The authorities in Kiev have been inconspicuously lobbying for the nationalists’ idea. The leader of Ukraine’s national association of strategic missile force veterans, Nikolai Filatov, has told the Ukrainian television channel Rada in an interview that when Ukraine was giving up its nuclear weapons and disbanding the 43rd missile army, the age of most specialists being dismissed from active service ranged 35-40 years. These people are still available. Besides, there are tens of thousands of specialists - engineers and technicians - who had participated in designing and making strategic missiles at the Yuzhmash missile plant. There is a certain potential that might enable Ukraine to become a major nuclear power and create mobile ground-launched missile complexes that would pose a threat to a likely enemy.”
“Ukraine does have the intellectual potential for creating nuclear weapons and Kiev can obtain a ‘nuclear stick’, if need be. But there is no money for such a program in Ukraine’s budget at the moment, and the United States will not let Ukraine walk out of the NPT treaty, which Moscow and Washington had so enthusiastically supported and welcomed,” Zolotaryov said.
“The draft resolution restoring Ukraine’s nuclear status, which the national parliament has registered for consideration, is sheer political propaganda. Kiev has no capabilities for translating this idea into reality, because the nuclear program would have to be launched from scratch,” Colonel-General Viktor Yesin, a former chief of the strategic missile forces’ general staff, has told ITAR-TASS.
“The main reason why Ukraine will fail to obtain the desired status is the United States is not interested in nuclear weapons proliferation and may simply obstruct the disbursement of another IMF tranche, if the Verkhovna Rada opens debates on the provocative resolution in full seriousness,” Yesin said.
The president of the International Centre for Geopolitical Studies, Colonel-General Leonid Ivashov, is sceptical about Ukraine’s ability to promptly go nuclear again.

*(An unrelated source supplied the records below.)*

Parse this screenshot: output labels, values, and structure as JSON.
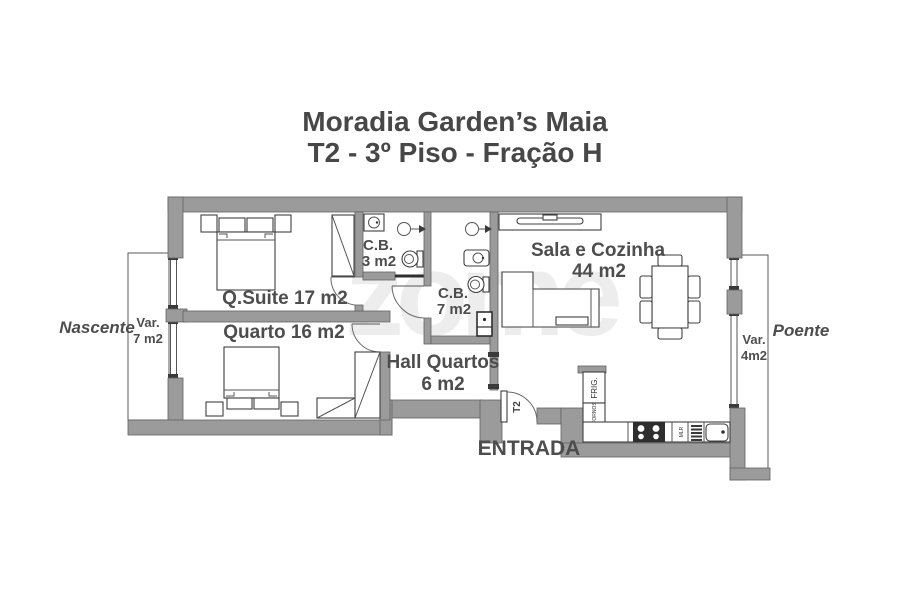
{
  "title": {
    "line1": "Moradia Garden’s Maia",
    "line2": "T2 - 3º Piso - Fração H"
  },
  "orientation": {
    "left": "Nascente",
    "right": "Poente"
  },
  "rooms": {
    "suite": "Q.Suite 17 m2",
    "bedroom": "Quarto 16 m2",
    "living_line1": "Sala e Cozinha",
    "living_line2": "44 m2",
    "bath_small_line1": "C.B.",
    "bath_small_line2": "3 m2",
    "bath_main_line1": "C.B.",
    "bath_main_line2": "7 m2",
    "hall_line1": "Hall Quartos",
    "hall_line2": "6 m2",
    "balcony_left_line1": "Var.",
    "balcony_left_line2": "7 m2",
    "balcony_right_line1": "Var.",
    "balcony_right_line2": "4m2"
  },
  "entrance": {
    "label": "ENTRADA",
    "door": "T2"
  },
  "kitchen": {
    "fridge": "FRIG.",
    "ovens": "FORNOS",
    "washer": "MLR"
  },
  "watermark": "zome",
  "colors": {
    "wall": "#9b9b9b",
    "outline": "#636363",
    "text": "#4d4d4d",
    "title": "#474747",
    "watermark": "#ededed",
    "background": "#ffffff"
  }
}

“Ukraine has no nuclear warheads. Even if it had some warheads left, mounting them on outdated Soviet-era Tochka-U missiles, all of them written off already, would be impossible. Kiev has no chances of restoring its nuclear potential at all,” Ivashov said.
“From the standpoint of international law getting a nuclear power status for Ukraine would be impossible. For that Kiev would have to leave the Lisbon Protocol of 1992, by which Ukraine, Kazakhstan and Belarus joined the NPT treaty,” the analyst added.
“At the same time the draft resolution restoring Ukraine’s nuclear power status could have never been registered by the Ukrainian parliament without prior consent from the United States. Kiev never does anything without US approval. In the meantime, Washington has preferred to take a pause. This is tantamount to a hint that US and British nuclear weapons can be placed in Ukraine’s territory some day,” Ivashov warned.
“It is not accidental that NATO’s Secretary-General Anders Fogh Rasmussen has already mentioned the alliance’s plans for opening more military bases in Eastern Europe. It is not ruled out that these statements in combination with the nuclear ambitions of Ukraine’s nationalist legislators are nothing but steps to pave the way for the deployment of NATO’s tactical air-launched weapons in Ukraine as a means of pressure on Russia,” Ivashov said.